Modern Mimarinin İlk Büyük Yıkımlarından: Pruitt-Igoe Toplu Konut Projesi

ABD'nin Missouri eyaletinin St. Louis şehrinde 1955 yılında büyük umutlarla yapılan kentsel yerleşim projesi Pruitt-Igoe, 1972 yılında büyük hayal kırıklıklarıyla yıkıldı.

pruitt, dünya savaşı kahramanlarından afrikalı-amerikan bir pilotmuş; siyahların bloklarına onun ismi verilmiş. igoe ise beyaz bir parlementer; onun ismi de beyazların yaşayacağı bloklara verilmiş. 

aslında her şey le corbusier'in tarif ettiği gibi yapılmış; sosyal amaçlarla kullanılacak kamusal koridorlar, geniş açıklıklar ama yüksek yoğunluk, toplam 230.000 m2'de 2800 konut. km2'de 50.000 kişi. ülke genelinde sosyal konutların ortalamasından %60 daha fazla para da harcanmış. 


insanlar önceleri çölde bir vahaya da benzetmişler fakat toplumsal açıdan çökmeye başlaması birkaç yıl içinde olmuş. yıkılması da 1972'de bitirildikten 18 yıl sonra. jencks'in "modern mimarlığın ölümü" dediği tarih bu.

bu ibret alınacak başarısızlık hikayesinin sosyolojik ekonomik yönleri varsa da mimarlığının da bunda payının büyük olduğu düşünülüyor.

pruitt-igoe'nin neden fiyasko ile sonuçlandığını anlamak istiyorsak amerikan tarihinin belirli noktalarına bakmamız lazım. pruitt-igoe'nin akibetini yaratan koşullar, bu konut projelerinde yaşayan insanlardan değil; bizzat dış sebeplerden kaynaklanmaktadır.


ikinci dünya savaşı sonrasında şehir merkezindeki nüfusun büyük bir bölümünü kaybetmeye başlayan, insanların banliyölere akın ettiği bir st.louis var önce. ikinci dünya savaşı öncesinde etnik olarak daha melez bir görüntü veren şehir merkezinin yerleşim yerleri bilinçli bir devlet politikasıyla çürümeye terk edilir. çünkü banliyöler ve inşaat sektörü ekonominin dinamosunu teşkil etmektedir ikinci dünya savaşı sonrası çökmüş ekonomide. banliyöler yeni, huzurlu, daha üst sınıf, homojen ve güvenli bir rüyalar dünyası olarak pompalanırlar sağlanan çeşitli krediler aracılığıyla. tabii böyle olunca insanlar banliyölere taşınmaya başlarlar. yalnız banliyölere akan insanların neredeyse tamamı da orta ve orta-üst sınıf beyazlardır. ayrıca belirtelim sanayi de o sıralar şehir çeperlerinde, banliyölerin hemen yakınlarında gelişmektedir.

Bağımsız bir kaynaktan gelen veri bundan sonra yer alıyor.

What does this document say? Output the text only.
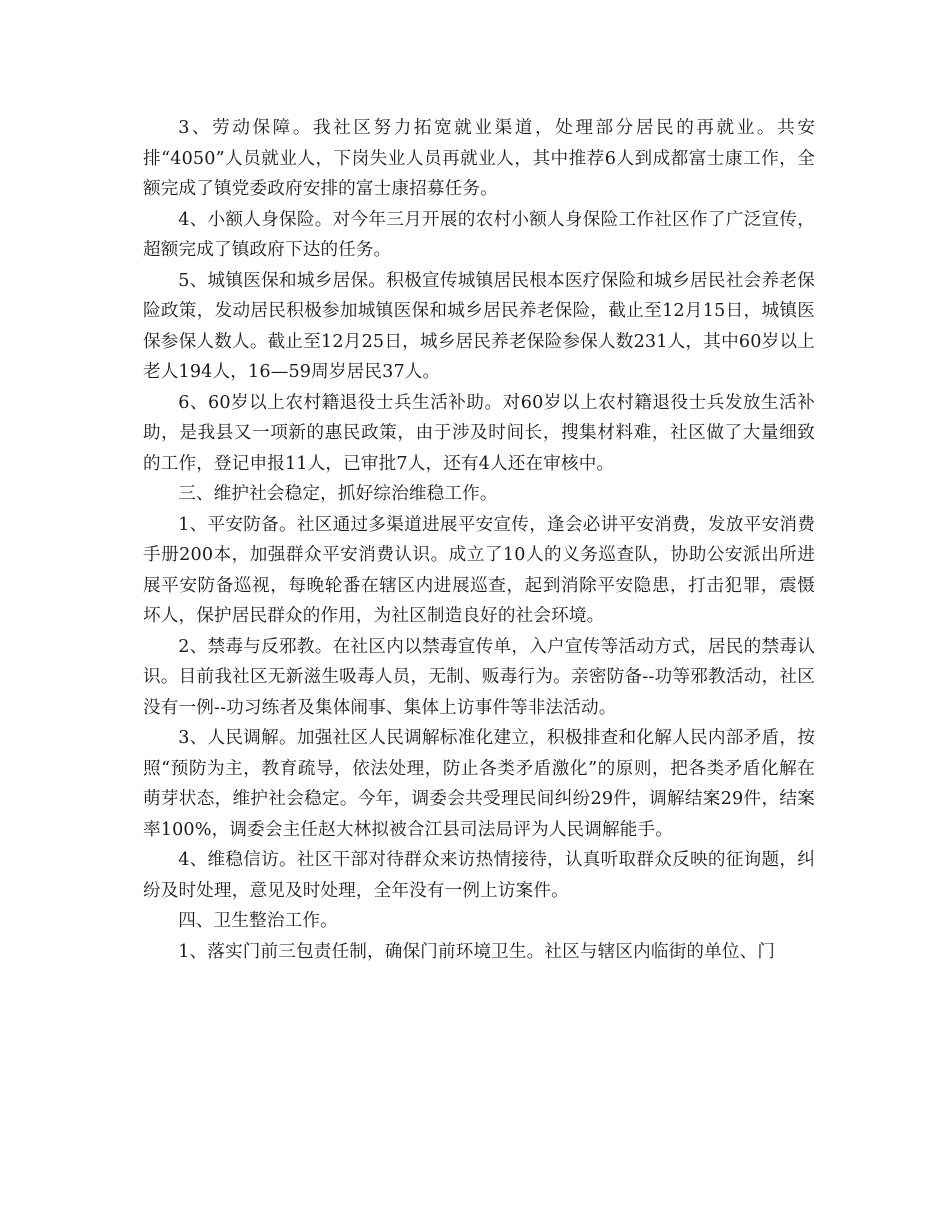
3、劳动保障。我社区努力拓宽就业渠道，处理部分居民的再就业。共安排“4050”人员就业人，下岗失业人员再就业人，其中推荐6人到成都富士康工作，全额完成了镇党委政府安排的富士康招募任务。

4、小额人身保险。对今年三月开展的农村小额人身保险工作社区作了广泛宣传，超额完成了镇政府下达的任务。

5、城镇医保和城乡居保。积极宣传城镇居民根本医疗保险和城乡居民社会养老保险政策，发动居民积极参加城镇医保和城乡居民养老保险，截止至12月15日，城镇医保参保人数人。截止至12月25日，城乡居民养老保险参保人数231人，其中60岁以上老人194人，16—59周岁居民37人。

6、60岁以上农村籍退役士兵生活补助。对60岁以上农村籍退役士兵发放生活补助，是我县又一项新的惠民政策，由于涉及时间长，搜集材料难，社区做了大量细致的工作，登记申报11人，已审批7人，还有4人还在审核中。

三、维护社会稳定，抓好综治维稳工作。

1、平安防备。社区通过多渠道进展平安宣传，逢会必讲平安消费，发放平安消费手册200本，加强群众平安消费认识。成立了10人的义务巡查队，协助公安派出所进展平安防备巡视，每晚轮番在辖区内进展巡查，起到消除平安隐患，打击犯罪，震慑坏人，保护居民群众的作用，为社区制造良好的社会环境。

2、禁毒与反邪教。在社区内以禁毒宣传单，入户宣传等活动方式，居民的禁毒认识。目前我社区无新滋生吸毒人员，无制、贩毒行为。亲密防备--功等邪教活动，社区没有一例--功习练者及集体闹事、集体上访事件等非法活动。

3、人民调解。加强社区人民调解标准化建立，积极排查和化解人民内部矛盾，按照“预防为主，教育疏导，依法处理，防止各类矛盾激化”的原则，把各类矛盾化解在萌芽状态，维护社会稳定。今年，调委会共受理民间纠纷29件，调解结案29件，结案率100%，调委会主任赵大林拟被合江县司法局评为人民调解能手。

4、维稳信访。社区干部对待群众来访热情接待，认真听取群众反映的征询题，纠纷及时处理，意见及时处理，全年没有一例上访案件。

四、卫生整治工作。

1、落实门前三包责任制，确保门前环境卫生。社区与辖区内临街的单位、门
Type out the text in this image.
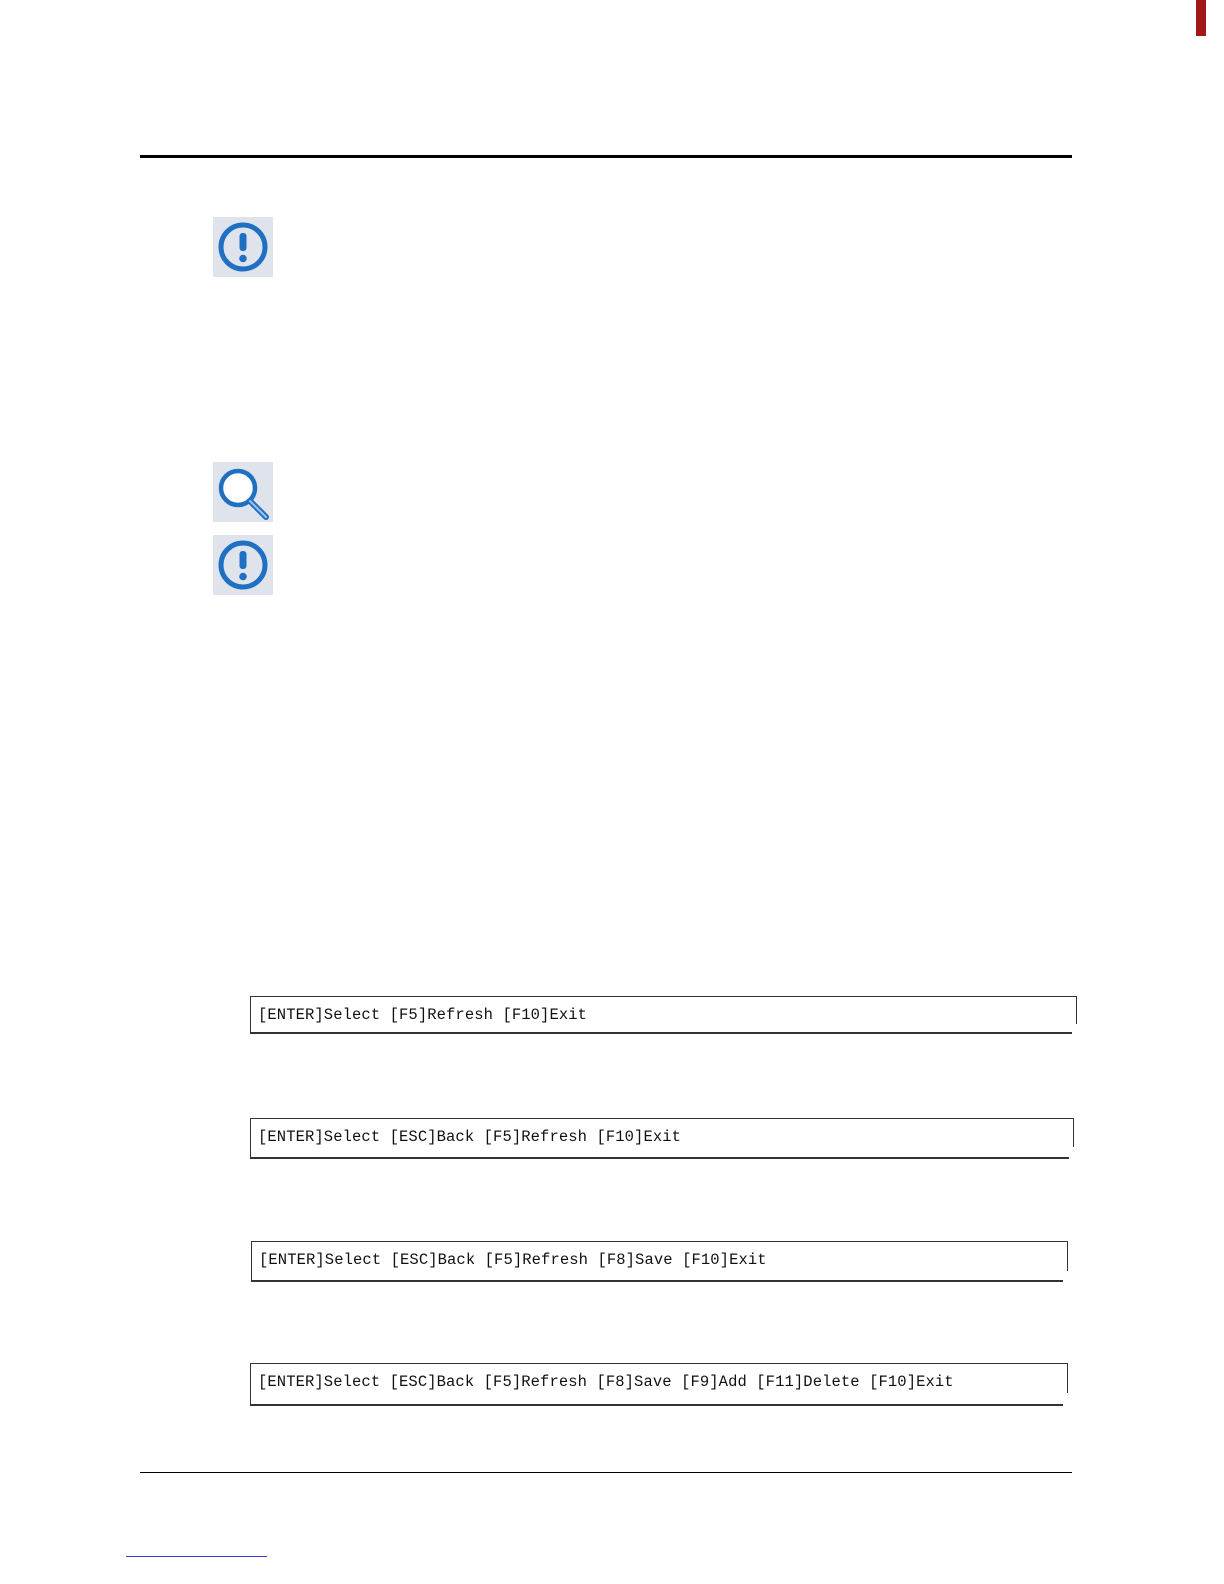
[ENTER]Select [F5]Refresh [F10]Exit
[ENTER]Select [ESC]Back [F5]Refresh [F10]Exit
[ENTER]Select [ESC]Back [F5]Refresh [F8]Save [F10]Exit
[ENTER]Select [ESC]Back [F5]Refresh [F8]Save [F9]Add [F11]Delete [F10]Exit
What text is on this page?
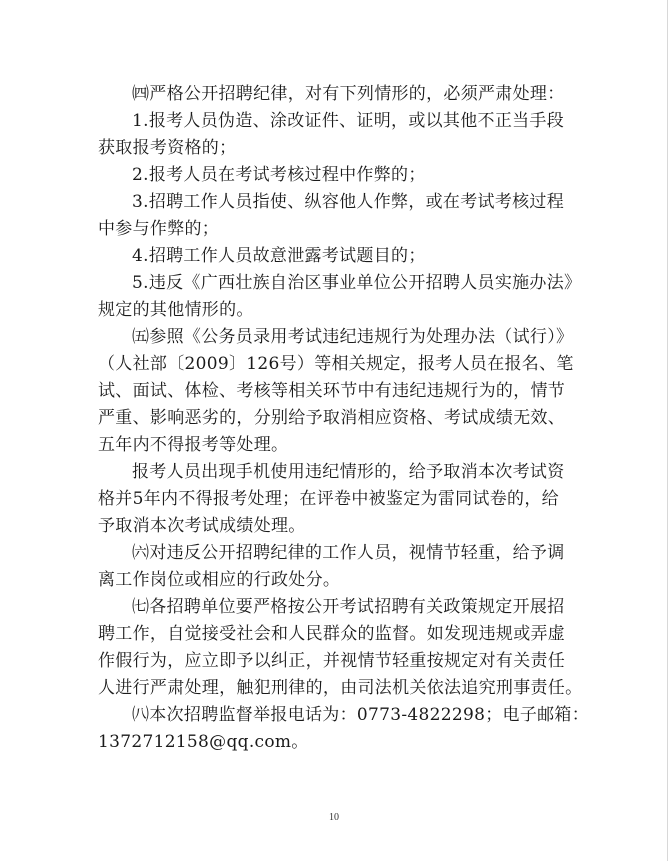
㈣严格公开招聘纪律，对有下列情形的，必须严肃处理：
1.报考人员伪造、涂改证件、证明，或以其他不正当手段
获取报考资格的；
2.报考人员在考试考核过程中作弊的；
3.招聘工作人员指使、纵容他人作弊，或在考试考核过程
中参与作弊的；
4.招聘工作人员故意泄露考试题目的；
5.违反《广西壮族自治区事业单位公开招聘人员实施办法》
规定的其他情形的。
㈤参照《公务员录用考试违纪违规行为处理办法（试行）》
（人社部〔2009〕126号）等相关规定，报考人员在报名、笔
试、面试、体检、考核等相关环节中有违纪违规行为的，情节
严重、影响恶劣的，分别给予取消相应资格、考试成绩无效、
五年内不得报考等处理。
报考人员出现手机使用违纪情形的，给予取消本次考试资
格并5年内不得报考处理；在评卷中被鉴定为雷同试卷的，给
予取消本次考试成绩处理。
㈥对违反公开招聘纪律的工作人员，视情节轻重，给予调
离工作岗位或相应的行政处分。
㈦各招聘单位要严格按公开考试招聘有关政策规定开展招
聘工作，自觉接受社会和人民群众的监督。如发现违规或弄虚
作假行为，应立即予以纠正，并视情节轻重按规定对有关责任
人进行严肃处理，触犯刑律的，由司法机关依法追究刑事责任。
㈧本次招聘监督举报电话为：0773-4822298；电子邮箱：
1372712158@qq.com。
10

o zamanlarda ölmekte olan bu şehrin oldukça merkezi denebilecek noktalarından birine inşa edilen, sanayi alanlarından hayli uzak, doluluk oranı hiçbir zaman yüzde 91'i geçmeyen hatta genellikle yüzde 60-70'lerde seyreden, belediye tarafından ihmal edilmiş bir sosyal konut projesinden ne beklemek gerekir? varsıl olmayan insanları, işsizliğin tavan yaptığı bir şehre alt sınıf siyahları tıkamak ne için bir çözüm olabilir? onu geçtim sanki bunların benzerleri diğer amerikan şehirlerinde de olmuyor. pruitt-igoe gibi bir toplu konut projesi, ırkçı bir tecrit etme aracıdır. siyahların şehir içinde yayılmasını önlemek, onları kontrol etmek amacıyla planlanmıştır. ters tepmiştir o ayrı.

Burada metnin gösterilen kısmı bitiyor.